Adaptive Grid: Intelligence for the Roadway

Inspiration

If you’ve ever driven through Rolla, Missouri, you will have spent time sitting at a red light on Highway 63 or 10th Street while the cross-street is completely empty. In smaller municipalities like Rolla, traffic signals are typically fixed-time, operating on rigid timers based on historical studies that may be years out of date.

We wanted to bridge the gap between historical trends and real-time action. We were inspired to take the data already available, and use it to train a system that actually understands a city's unique traffic.

What it Does

Adaptive Grid is a universal optimization framework. While our case study focuses on Rolla, the engine is built to work regardless of initial location.

  • Universal Ingestion: The system pulls real-world road geometry for any city via OpenStreetMap. By swapping a few data files, the AI can pivot from a small town to a major metropolis.
  • Historical Logic: The engine ingests historical traffic reports to calculate hourly "demand multipliers." This ensures the simulation reflects actual morning rushes and late-night lulls, and is largely used for traffic flow logic.
  • Optimizes: Using Reinforcement Learning (RL), every intersection learns from these patterns. The signals pre-train on historical data to anticipate congestion, and then dynamically adjusts cycle lengths and green-light splits to maximize flow.

How we Built it

We maintained a modular, lightweight architecture:

  1. The Map: We utilized OSMnx to download the road geometry and intersection data for Rolla, MO.
  2. The Backend: A Flask-powered Python server runs the simulation logic, calculating car physics (acceleration, deceleration, and gap acceptance) 60 times per second.
  3. The RL Engine: We implemented a "Hill-Climbing" optimization algorithm. The agent monitors the average wait time and adjusts the green-light split. The system uses a feedback loop: if the total wait time decreases after a change, the agent reinforces that behavior; if it increases, the agent adjusts in the opposite direction.
  4. The Frontend: A reactive dashboard built with Leaflet.js visualizes traffic flow and provides a live feed of the RL agent's performance.

Challenges we Ran Into

  • Realistic Kinematics: Modeling human-like driving, including slowing for turns and maintaining safe following distances, was complex to code. We had to implement logic so that cars could react to what is around them.
  • Directional Geometry: OpenStreetMap data often lacks specific stop-sign orientations. We wrote custom logic to determine road priority based on intersection geometry.
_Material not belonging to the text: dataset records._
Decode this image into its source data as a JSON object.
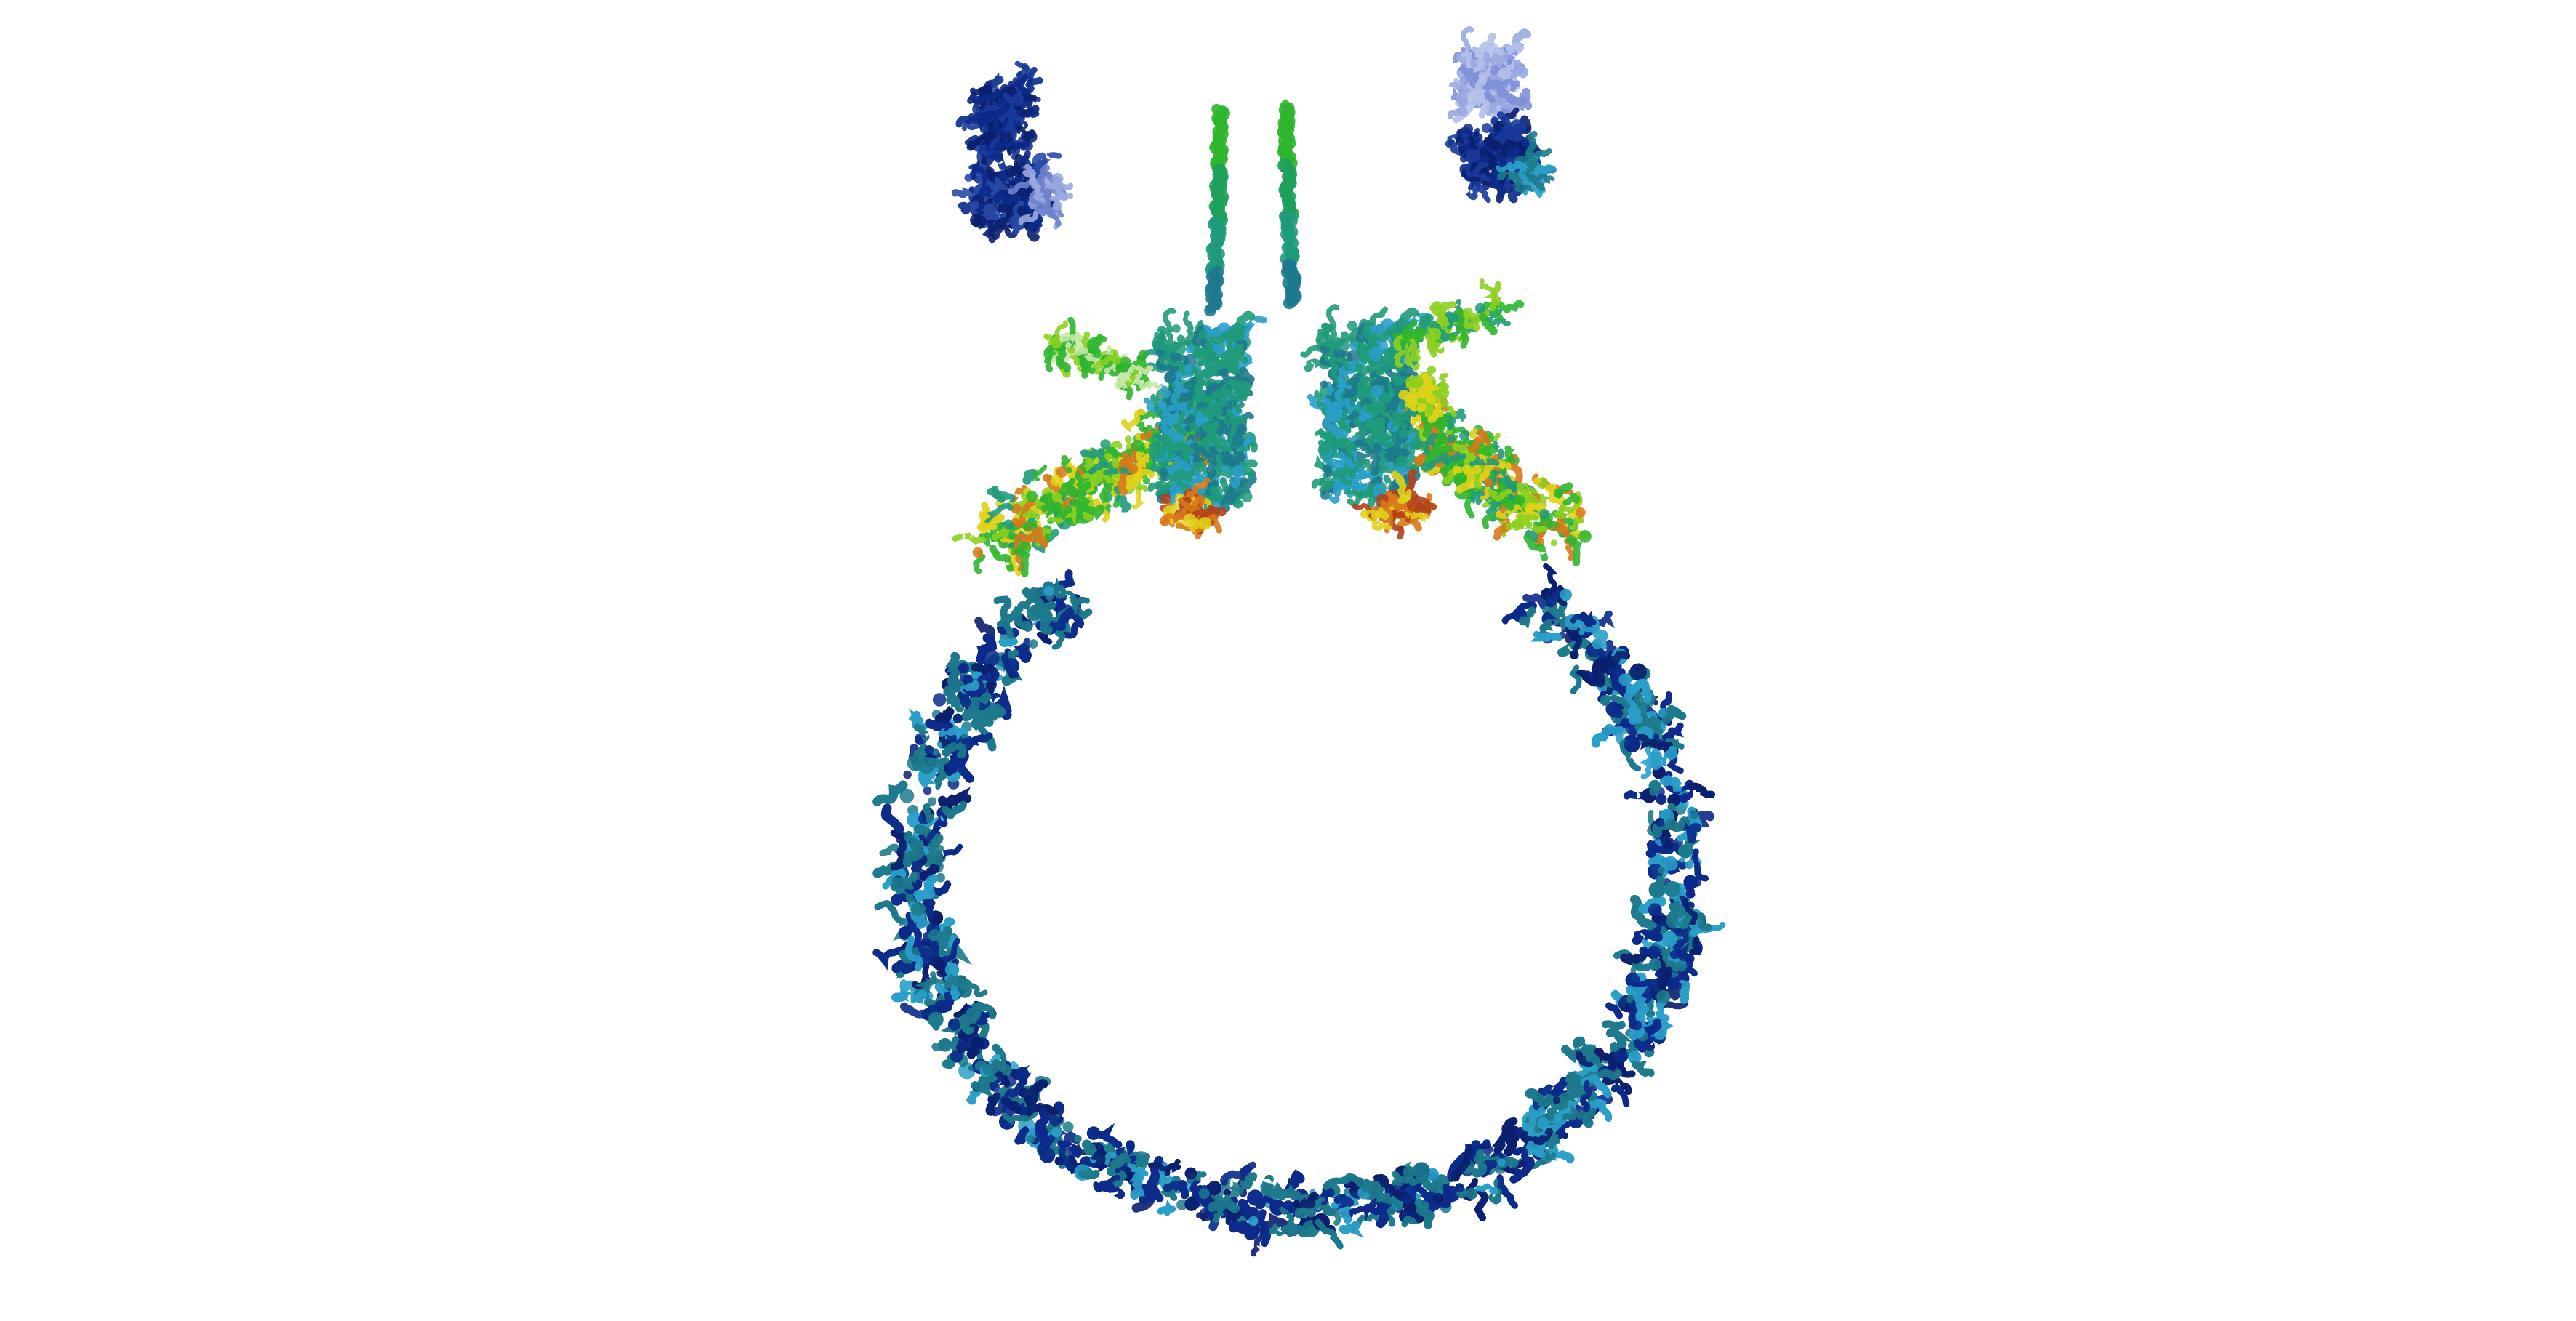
{
  "image": {
    "subject": "protein-structure-ribbon-render",
    "background_color": "#ffffff",
    "palette": {
      "deep_blue": "#0b2a8a",
      "navy": "#0a1f6e",
      "teal": "#1d7a8c",
      "cyan": "#2a9fc9",
      "sea_green": "#1f9a7a",
      "green": "#2fb52f",
      "lime": "#8ccf1f",
      "yellow": "#e0d21a",
      "orange": "#d9781a",
      "red_brown": "#b3401a",
      "pale_blue": "#9aa8e0"
    }
  }
}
Accomplishments that we're Proud Of

  • Proven Optimization: When switching from Fixed Light mode to Adaptive Learning mode, the simulation shows a measurable drop in city-wide wait times (In our Rolla demo, reducing average wait time from 13 seconds to 6 seconds). The RL actually learns the rhythm of the city.
  • Visual Realism: The vehicles aren't just dots; they accelerate, decelerate, and queue at lights with high fidelity, reflecting actual urban driving patterns and reacting to other cars around them.

What we Learned

We gained experience in:

  • Reinforcement Learning: Translating traffic flow into a reward/penalty system that an AI can optimize.
  • Full-Stack Integration: Connecting high-frequency Python simulations to web-based UIs via REST APIs and JSON streaming.
  • DevOps: Managing codebase versions with Git and self-hosting our development environment to handle the simulation's computational load.

What's Next for Adaptive Grid

  • Browser-Side Training: Allowing users to run the machine learning training directly in the client.
  • Infrastructure Testing: Allowing planners to "test" what happens if a stop sign is replaced by a traffic light, or vice versa.
  • Expansion: Scaling the tool to support any city across Missouri, helping planners reduce carbon emissions and get citizens home faster.